Le lab
Docteur et professeur en marketing, Lars Meyer-Waarden analyse la percée des chatbots au service des entreprises. Il s’interroge sur leur réception auprès des publics, à l’heure où ces relations automatisées remplacent progressivement les liens directs entre humains.

« Un chatbot est une interface numérique dont le mode d’action principal repose sur une interaction qui peut être écrite - comme sur Facebook Messenger - ou orale, c’est le cas avec Alexa d’Amazon ou Siri chez Apple. Selon une étude réalisée par Oracle, 80 % des entreprises envisagent de confier dans les deux ans qui viennent leurs interactions en ligne à ces robots. Leur marché est en croissance et recoupe de nombreux domaines, des sorties à proximité avec « Mona » au chatbot-médecin qui, aux États-Unis, apporte des conseils médicaux en fonction des symptômes renseignés. Si beaucoup d’innovations marketing se font hors de l’Europe et de plus en plus en Asie, cette réalité est bien présente dans certains pays et la France, un peu à la traîne en matière de chatbot, n’y échappera pas dans les années à venir. Comme c’est déjà le cas dans le tourisme avec AirFrance ou OuiSNCF, beaucoup d’autres secteurs, essentiellement les services, se tourneront vers ces systèmes automatisés. 

Paradoxe

Pour appréhender la réception des chatbots et la perception des interactions avec eux, j’ai réalisé avec mes collègues Giulia Pavone et Andreas Munzel une enquête auprès d’un panel divisé en deux groupes : nous avons proposé au premier d’ouvrir un compte en banque avec un bot, et au deuxième de le faire avec un humain. Et les résultats sont quelque peu étonnants : les perceptions des sondés entre assistant automatisé et véritable individu sont identiques, à deux détails près. En cas de défaillance, nous pardonnerions par exemple plus facilement un humain qu’un robot, envers lequel nous aurions des exigences plus élevées. Aussi, son acceptation serait facilitée si le style qu’il utilise pour communiquer est plus jovial et décontracté que celui requis pour une personne en chair et en os.

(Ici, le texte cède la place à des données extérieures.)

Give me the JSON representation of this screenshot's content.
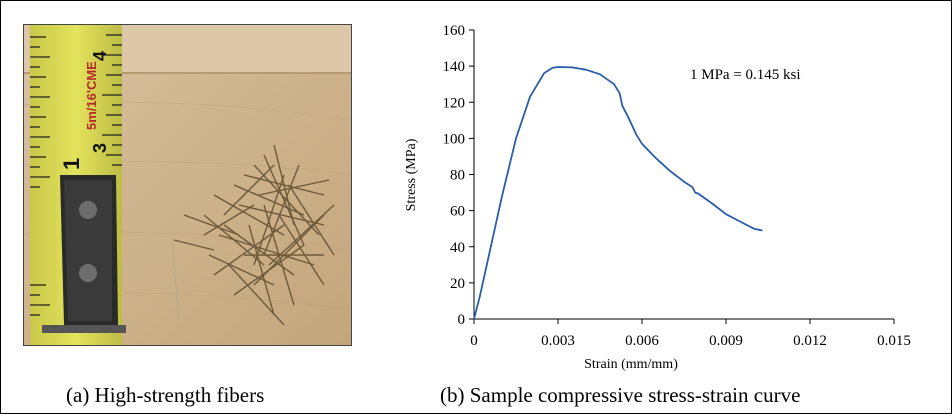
{
  "captions": {
    "a": "(a) High-strength fibers",
    "b": "(b) Sample compressive stress-strain curve"
  },
  "photo": {
    "tape_text": "5m/16'CME",
    "tape_numbers": [
      "4",
      "3",
      "1",
      "1"
    ]
  },
  "chart_data": {
    "type": "line",
    "title": "",
    "xlabel": "Strain (mm/mm)",
    "ylabel": "Stress (MPa)",
    "xlim": [
      0,
      0.015
    ],
    "ylim": [
      0,
      160
    ],
    "x_ticks": [
      0,
      0.003,
      0.006,
      0.009,
      0.012,
      0.015
    ],
    "x_tick_labels": [
      "0",
      "0.003",
      "0.006",
      "0.009",
      "0.012",
      "0.015"
    ],
    "y_ticks": [
      0,
      20,
      40,
      60,
      80,
      100,
      120,
      140,
      160
    ],
    "y_tick_labels": [
      "0",
      "20",
      "40",
      "60",
      "80",
      "100",
      "120",
      "140",
      "160"
    ],
    "grid": false,
    "legend": "none",
    "annotation": "1 MPa = 0.145 ksi",
    "series": [
      {
        "color": "#2a5caa",
        "x": [
          0,
          0.0002,
          0.0005,
          0.001,
          0.0015,
          0.002,
          0.0025,
          0.0028,
          0.003,
          0.0035,
          0.004,
          0.0045,
          0.005,
          0.0052,
          0.0053,
          0.0055,
          0.0058,
          0.006,
          0.0065,
          0.007,
          0.0075,
          0.0078,
          0.0079,
          0.008,
          0.0085,
          0.009,
          0.0095,
          0.01,
          0.0103
        ],
        "y": [
          0,
          12,
          33,
          68,
          100,
          123,
          136,
          139,
          139.5,
          139.3,
          138,
          135.5,
          130,
          125,
          118,
          112,
          102,
          97,
          89,
          82,
          76,
          73,
          70,
          69.5,
          64,
          58,
          54,
          50,
          49
        ]
      }
    ]
  }
}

En matière de respect de la vie privée, il y a un paradoxe : nous exigeons des réponses et des services toujours plus personnalisés sans pour autant vouloir transmettre nos données. Pourtant, si la perception de cette intrusion est réelle, elle est acceptée tant que la personnalisation apportée nous est satisfaisante. L’automatisation de sa recherche permet et permettra alors un gain de temps toujours plus grand. Les mots-clés : rapidité, réactivité, personnalisation et empathie. 

L’empathie en pâtit

S’il est possible de recréer l'empathie avec des mots d’excuses, elle n’est cependant pas reproductible à l’identique d’un humain à un chatbot. Alors qu’elle est indispensable à la qualité d’un service, elle n’est que secondaire lorsqu’il est fourni par un système automatisé, à condition qu’il soit efficace. Autrement dit, l’efficacité prime sur l’empathie. Du côté des utilisateurs et des questions éthiques cette fois, celle-ci n’est pas beaucoup plus présente. Si nous avons conscience de la destruction d’emploi occasionnée par le développement des bots, elle n’aurait cependant pas d’incidences notables sur notre perception : là, l’efficacité prime sur l’éthique. Toute leur utilité repose d’ailleurs sur cette efficacité et rapidité, à l’heure où nous n’avons plus le temps de patienter. »

Le prof

Lars Meyer-Waarden est professeur des universités en sciences de gestion et chercheur spécialisé en marketing à la Toulouse School of Management Research (CNRS - Université Toulouse Capitole) qu’il a rejointe en 2011. Après un doctorat obtenu neuf ans plus tôt à l’IAE de Pau et au Karlsruhe Institute of Technology (KIT), il poursuit ses travaux centrés sur la gestion de la relation client qu’il publie dans de multiples revues internationales. Également auteur de plusieurs livres, il est primé pour deux d’entre eux « meilleur livre en management ».